Some students quickly discovered how to manipulate the interface of Prezi, whilst others required extra hands on help. A feedback survey showed all the students found working with Prezi was simple for them to understand. All bar one student said it was easy for them to put their presentation material together in Prezi and all said they would consider using Prezi again. Only 50% of students accessed their account and worked on their presentation at home or out of class time.

Some of the comments around why they liked using Prezi were;
  1. It’s really easy to use and understand and it’s more creative than Microsoft programmes
  2. Something new instead of always using Power Point
  3. How it flows between information
  4. Prezi is really easy and simple to use. It’s better and more fun to use than a normal Power Point.
  5. It does a proper slideshow that jumps to the next slide. It is easy to create the slideshow and to write on it. I like that it is an online tool so you can access it from home.

Comments about what students found wrong with Prezi were;
  1. Not being able to copy and paste x 3
  2. It takes longer to put it all together
  3. Moving around Prezi
  4. It takes a long time to load and you don’t get as much time to work on what you are doing.
  5. You don’t get many fonts, sizes or backgrounds to choose from.
  6. How long it takes to load your presentation

To address the problems experienced by students, showing the short demo video available on Prezi.com would have clearly shown students how to use it. I had planned to do that but unfortunately the school internet connection would not oblige and it’s not possible to download the Prezi demo for later playback. Something I would consider contacting Prezi about if I chose to use it again.

The graphical user interface allows for a lot of creativity within a lateral context. Items can be randomly placed, moved about, resized and rotated. 30% of students made the comment they couldn’t copy and paste. This was an interesting observation because they could indeed copy and paste but the tangential nature encouraged them to rewrite their findings in their own words making it a good metacognitive learning tool and prompting students to interpret their research into original script. A summation of the student feedback suggests a frustration with the time it took for the presentation to load. This was more of a problem when presenting to the class rather than actually editing. To remedy this a Flash file version can easily be downloaded ahead of time and then played straight off the desktop.


Reflection

This was a fun group of students to work with and I learnt a lot in terms of how I might run it again. One of the things that stood out for me was how engaged the students were with the new tools. Google’s Wonder Wheel and Google Squared gave students a lot of options around their chosen topic area. The simplicity of the Prezi interface meant it was a relatively quick tool to introduce to the class in one lesson. Roughly 50% of the class had half of their presentation done by the end of the first lesson.

What I would do differently next time is give students more structure around the delivery of their presentation. I’ve included a success criteria checklist to accompany this unit which can be found with further resources. I would also like to integrate the lessons with Moodle to make available class resources and to engage students in online discussions and peer review.


As an E-Learning tool Prezi was a good choice.
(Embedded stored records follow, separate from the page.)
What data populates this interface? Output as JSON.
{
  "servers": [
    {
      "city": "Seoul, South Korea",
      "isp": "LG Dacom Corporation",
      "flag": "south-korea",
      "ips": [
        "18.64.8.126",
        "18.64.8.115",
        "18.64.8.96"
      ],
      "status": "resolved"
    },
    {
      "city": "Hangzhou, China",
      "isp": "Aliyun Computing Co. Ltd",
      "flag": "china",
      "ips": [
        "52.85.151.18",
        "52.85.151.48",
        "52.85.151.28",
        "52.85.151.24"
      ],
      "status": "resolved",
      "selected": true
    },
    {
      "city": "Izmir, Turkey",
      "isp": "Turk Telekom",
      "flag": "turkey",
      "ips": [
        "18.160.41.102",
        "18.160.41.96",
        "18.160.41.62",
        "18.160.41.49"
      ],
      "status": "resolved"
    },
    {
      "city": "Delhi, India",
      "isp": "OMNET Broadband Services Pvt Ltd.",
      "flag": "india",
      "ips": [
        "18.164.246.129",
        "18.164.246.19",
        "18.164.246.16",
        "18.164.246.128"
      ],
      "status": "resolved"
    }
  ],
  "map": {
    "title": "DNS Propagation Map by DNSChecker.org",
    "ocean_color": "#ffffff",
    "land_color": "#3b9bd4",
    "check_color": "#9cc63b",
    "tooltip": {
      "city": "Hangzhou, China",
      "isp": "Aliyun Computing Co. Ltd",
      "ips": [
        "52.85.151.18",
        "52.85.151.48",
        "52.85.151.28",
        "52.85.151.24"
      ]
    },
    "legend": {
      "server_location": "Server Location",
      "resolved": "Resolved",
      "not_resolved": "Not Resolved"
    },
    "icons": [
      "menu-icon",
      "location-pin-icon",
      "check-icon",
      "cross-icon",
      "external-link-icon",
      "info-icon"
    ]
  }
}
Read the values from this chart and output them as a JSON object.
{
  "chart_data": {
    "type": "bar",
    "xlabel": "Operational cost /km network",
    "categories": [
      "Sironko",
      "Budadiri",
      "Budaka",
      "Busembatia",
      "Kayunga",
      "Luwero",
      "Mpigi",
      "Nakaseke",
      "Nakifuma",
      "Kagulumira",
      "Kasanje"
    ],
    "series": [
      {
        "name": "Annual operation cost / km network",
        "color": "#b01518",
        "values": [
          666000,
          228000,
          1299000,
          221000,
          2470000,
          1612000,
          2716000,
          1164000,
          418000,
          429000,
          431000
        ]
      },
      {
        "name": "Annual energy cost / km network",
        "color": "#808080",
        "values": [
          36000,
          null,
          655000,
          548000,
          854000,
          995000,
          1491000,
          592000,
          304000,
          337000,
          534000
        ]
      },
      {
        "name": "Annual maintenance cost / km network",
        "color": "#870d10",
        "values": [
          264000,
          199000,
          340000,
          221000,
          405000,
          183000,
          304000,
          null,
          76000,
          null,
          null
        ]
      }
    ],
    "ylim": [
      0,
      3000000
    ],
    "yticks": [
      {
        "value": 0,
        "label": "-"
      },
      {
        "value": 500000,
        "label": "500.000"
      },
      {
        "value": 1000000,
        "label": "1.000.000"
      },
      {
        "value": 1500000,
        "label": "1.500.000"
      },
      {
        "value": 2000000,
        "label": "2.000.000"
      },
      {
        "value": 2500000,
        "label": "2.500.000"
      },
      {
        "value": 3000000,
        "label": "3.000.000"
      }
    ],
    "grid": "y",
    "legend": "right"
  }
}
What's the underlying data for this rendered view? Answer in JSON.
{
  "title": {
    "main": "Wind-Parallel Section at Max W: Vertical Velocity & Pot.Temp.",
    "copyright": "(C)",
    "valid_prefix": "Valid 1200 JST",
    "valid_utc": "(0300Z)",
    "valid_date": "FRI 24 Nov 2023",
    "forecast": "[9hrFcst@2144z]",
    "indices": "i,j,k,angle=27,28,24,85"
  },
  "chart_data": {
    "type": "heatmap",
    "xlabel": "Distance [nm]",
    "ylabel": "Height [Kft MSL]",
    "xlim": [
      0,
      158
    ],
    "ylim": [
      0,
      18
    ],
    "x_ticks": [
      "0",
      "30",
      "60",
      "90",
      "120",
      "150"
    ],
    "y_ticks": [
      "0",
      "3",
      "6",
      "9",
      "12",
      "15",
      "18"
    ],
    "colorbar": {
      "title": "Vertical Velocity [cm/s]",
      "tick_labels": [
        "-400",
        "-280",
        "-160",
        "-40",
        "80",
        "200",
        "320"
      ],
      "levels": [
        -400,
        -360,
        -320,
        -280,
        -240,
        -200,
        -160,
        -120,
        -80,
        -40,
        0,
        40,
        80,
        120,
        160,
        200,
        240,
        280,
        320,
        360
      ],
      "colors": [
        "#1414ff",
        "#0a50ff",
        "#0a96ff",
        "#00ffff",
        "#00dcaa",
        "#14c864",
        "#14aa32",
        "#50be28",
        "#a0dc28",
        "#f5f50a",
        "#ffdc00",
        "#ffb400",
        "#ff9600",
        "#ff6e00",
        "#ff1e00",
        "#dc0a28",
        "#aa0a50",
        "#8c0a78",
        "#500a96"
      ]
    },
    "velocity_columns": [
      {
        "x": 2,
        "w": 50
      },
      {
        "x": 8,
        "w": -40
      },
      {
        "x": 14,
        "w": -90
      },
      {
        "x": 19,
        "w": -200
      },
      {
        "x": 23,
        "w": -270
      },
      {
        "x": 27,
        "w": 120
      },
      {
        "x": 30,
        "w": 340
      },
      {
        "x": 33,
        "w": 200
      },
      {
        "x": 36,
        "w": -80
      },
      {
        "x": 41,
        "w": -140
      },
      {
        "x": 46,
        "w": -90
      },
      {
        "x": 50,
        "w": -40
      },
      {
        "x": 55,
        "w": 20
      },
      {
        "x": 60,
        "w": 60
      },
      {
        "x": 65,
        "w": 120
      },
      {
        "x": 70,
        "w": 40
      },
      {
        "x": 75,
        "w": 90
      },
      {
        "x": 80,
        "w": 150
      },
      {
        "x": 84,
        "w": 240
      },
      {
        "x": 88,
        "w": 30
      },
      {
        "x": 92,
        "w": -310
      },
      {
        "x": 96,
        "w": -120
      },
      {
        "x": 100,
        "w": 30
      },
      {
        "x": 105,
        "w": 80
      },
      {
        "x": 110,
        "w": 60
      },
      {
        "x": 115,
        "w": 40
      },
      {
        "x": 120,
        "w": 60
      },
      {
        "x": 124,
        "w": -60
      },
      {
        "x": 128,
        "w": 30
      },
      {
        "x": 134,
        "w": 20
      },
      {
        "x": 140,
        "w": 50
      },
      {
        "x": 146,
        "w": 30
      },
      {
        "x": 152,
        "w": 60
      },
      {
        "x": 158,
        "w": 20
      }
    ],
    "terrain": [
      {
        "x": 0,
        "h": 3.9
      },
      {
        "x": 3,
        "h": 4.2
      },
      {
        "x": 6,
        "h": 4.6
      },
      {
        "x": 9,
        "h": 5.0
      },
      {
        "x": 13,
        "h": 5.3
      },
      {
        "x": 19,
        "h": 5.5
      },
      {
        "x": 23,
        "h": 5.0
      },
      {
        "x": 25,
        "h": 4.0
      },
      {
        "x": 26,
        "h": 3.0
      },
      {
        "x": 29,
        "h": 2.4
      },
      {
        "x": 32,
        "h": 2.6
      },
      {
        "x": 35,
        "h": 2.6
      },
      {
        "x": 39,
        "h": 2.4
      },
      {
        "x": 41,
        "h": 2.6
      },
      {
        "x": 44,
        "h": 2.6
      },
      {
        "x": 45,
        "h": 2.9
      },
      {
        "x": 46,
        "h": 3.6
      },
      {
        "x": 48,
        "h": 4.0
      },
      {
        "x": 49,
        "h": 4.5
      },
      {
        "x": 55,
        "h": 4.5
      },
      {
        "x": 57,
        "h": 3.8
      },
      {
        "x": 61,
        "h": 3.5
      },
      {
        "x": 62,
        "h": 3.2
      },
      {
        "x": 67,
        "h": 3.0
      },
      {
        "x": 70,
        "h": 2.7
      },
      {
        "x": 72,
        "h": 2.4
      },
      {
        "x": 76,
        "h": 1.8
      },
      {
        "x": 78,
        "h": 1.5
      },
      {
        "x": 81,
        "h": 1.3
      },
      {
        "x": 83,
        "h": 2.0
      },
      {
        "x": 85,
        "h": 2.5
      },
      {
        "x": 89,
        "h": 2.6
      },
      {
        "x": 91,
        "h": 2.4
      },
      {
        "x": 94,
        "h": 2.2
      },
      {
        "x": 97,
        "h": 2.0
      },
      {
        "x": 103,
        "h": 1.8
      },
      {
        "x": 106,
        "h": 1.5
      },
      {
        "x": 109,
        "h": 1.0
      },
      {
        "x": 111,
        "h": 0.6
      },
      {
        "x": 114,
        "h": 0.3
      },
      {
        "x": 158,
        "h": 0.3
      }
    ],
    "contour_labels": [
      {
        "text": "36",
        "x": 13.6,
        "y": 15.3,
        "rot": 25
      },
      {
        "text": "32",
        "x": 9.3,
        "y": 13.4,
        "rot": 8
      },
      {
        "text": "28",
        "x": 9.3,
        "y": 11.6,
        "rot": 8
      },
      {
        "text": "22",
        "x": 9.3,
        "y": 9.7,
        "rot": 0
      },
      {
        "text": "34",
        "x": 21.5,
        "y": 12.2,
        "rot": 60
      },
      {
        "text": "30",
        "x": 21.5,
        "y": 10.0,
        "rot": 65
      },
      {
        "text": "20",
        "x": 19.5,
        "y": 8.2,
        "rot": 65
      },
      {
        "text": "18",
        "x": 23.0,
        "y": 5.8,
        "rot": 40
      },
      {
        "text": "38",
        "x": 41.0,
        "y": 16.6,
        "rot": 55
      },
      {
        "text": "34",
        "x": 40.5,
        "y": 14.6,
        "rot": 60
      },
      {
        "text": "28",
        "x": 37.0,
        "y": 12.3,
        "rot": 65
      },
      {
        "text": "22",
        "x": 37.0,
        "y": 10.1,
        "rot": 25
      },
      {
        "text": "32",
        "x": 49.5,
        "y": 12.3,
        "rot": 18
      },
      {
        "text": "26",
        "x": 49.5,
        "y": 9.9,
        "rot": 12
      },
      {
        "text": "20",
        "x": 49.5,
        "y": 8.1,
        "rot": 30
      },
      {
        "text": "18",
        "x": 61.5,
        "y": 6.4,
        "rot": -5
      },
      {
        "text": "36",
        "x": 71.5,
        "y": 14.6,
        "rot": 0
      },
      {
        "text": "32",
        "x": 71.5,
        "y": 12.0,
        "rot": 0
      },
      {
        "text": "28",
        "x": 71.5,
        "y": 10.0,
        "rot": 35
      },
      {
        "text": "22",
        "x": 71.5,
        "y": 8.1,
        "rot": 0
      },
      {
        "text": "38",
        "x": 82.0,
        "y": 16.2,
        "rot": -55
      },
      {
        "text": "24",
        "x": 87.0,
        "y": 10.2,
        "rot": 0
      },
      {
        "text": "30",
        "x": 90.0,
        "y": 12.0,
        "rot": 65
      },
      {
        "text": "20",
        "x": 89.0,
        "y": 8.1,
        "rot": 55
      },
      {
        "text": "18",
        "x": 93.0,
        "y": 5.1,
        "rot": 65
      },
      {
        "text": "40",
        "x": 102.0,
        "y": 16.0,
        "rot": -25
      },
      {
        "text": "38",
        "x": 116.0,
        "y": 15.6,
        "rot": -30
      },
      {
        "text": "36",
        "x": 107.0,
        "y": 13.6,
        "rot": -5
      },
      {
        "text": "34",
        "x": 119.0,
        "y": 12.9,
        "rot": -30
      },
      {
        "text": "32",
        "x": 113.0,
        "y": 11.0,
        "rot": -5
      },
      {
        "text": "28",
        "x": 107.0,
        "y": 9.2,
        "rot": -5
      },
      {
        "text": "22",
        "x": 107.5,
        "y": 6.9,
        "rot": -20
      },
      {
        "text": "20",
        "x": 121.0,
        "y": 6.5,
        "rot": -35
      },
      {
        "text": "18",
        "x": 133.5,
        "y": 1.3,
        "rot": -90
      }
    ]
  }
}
Student engagement was high and students were keen to work out what they could do with the tool. The maximum broadband capacity for this school is 100 computers online at any one time. There was one occasion at least when this happened and fortunately it didn’t slow down the usability of student’s access to Prezi. The important thing however would be to download presentations ahead of time to avoid having to wait for individual accounts to be accessed and viewed.